After a high school teacher called one of his early short stories “more or less competent”, Max Taxe decided to become a writer full time. He received his BFA in screenwriting from USC’s School of Cinematic Arts in 2011, which is a very useful degree to have. His script Goodbye Felix Chester won Best Comedy Feature at Austin Film Festival and appeared on the 2012 Black List. It is currently in production with Autumn de Wilde directing. Taxe also recently sold a pilot to Pivot and a movie to Disney Channel. When Taxe isn’t in his writing cave, he’s playing with his two corgis, who he will undoubtedly talk to you about ad nauseam if given the opportunity. He also enjoys bowling more than any human should, and owns his own ball. Its name is Betsy.
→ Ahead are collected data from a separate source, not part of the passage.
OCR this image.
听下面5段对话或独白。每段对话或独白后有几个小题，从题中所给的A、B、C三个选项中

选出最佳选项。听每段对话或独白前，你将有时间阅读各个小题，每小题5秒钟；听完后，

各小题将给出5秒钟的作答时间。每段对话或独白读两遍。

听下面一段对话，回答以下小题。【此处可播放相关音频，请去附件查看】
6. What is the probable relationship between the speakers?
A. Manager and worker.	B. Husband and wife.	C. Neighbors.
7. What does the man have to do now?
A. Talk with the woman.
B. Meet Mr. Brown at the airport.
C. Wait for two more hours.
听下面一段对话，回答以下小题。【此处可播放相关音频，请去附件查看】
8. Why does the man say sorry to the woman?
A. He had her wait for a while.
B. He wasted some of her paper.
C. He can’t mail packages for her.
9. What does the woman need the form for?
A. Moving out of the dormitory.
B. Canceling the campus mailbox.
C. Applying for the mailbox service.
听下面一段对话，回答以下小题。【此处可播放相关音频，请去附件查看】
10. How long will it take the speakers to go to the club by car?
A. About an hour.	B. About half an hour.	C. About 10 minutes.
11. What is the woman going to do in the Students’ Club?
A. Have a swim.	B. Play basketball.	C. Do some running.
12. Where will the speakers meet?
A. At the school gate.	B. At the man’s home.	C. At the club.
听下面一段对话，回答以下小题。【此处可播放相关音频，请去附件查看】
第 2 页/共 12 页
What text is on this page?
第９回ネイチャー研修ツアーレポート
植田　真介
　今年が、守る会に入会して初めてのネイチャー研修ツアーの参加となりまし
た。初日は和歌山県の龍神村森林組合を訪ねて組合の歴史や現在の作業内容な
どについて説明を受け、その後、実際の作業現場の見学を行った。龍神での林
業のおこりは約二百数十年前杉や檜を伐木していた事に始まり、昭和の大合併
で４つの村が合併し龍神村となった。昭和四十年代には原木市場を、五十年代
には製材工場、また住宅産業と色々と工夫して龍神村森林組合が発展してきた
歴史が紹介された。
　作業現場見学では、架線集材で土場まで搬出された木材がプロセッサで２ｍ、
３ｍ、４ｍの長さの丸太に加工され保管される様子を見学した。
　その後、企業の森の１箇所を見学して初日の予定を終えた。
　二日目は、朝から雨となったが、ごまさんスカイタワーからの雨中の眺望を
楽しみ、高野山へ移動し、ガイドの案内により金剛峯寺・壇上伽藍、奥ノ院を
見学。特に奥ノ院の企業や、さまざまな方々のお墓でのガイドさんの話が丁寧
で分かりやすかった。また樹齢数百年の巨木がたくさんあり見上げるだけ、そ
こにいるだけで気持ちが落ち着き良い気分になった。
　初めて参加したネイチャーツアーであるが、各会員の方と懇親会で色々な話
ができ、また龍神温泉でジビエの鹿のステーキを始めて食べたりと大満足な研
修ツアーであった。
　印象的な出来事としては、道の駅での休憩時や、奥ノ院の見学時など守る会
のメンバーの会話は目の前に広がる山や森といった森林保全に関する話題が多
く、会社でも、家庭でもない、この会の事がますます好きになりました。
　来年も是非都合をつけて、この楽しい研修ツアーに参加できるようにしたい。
What are some of the biggest lessons you’ve learned? It’s about the work. It’s easy to get caught up in the general meetings, the pitches, the schmoozing, the dream planning of I’ll-get-the-script-to-this-director-who-will-get-it-to-this-star-and-and-and, the promises, the hype, the paydays, the premieres, so on and so forth. But at the end of the day, the way to break in – and more importantly, stay in – is to do good work. Only good things come from writing a great script.
What are you working on right now? I’m working on a few hasty rewrites for Goodbye, Felix Chester before we start shooting. I have a comedy pilot at Pivot as well. And I always have a few original projects that I’m working on in the background
Do you have a favorite or memorable experience at Austin Film Festival? I think this one goes in the “memorable” category. Apparently, when you win an award at the Austin Film Festival, you have to give an acceptance speech. Which I did not know. So when I won and had to approach the podium, and there’s John Lasseter sitting at a table in the front, and there’s Caroline Thompson, who wrote Edward Scissorhands, and Johnny Depp was somewhere in the room or behind some curtain, I was freaking out. I have absolutely no idea what I said for 90% of the (thankfully short) speech. But I do remember thanking my parents, who weren’t there, obviously, but I felt like it had to be said anyway. Apparently I phrased it as “my parents, who aren’t with us,” as in, you know, dead, and the room audibly hushed. I heard an aww from someone. When I realized what they were reacting to, I had to awkwardly clarify that I meant they were in California, very much alive, just not…here.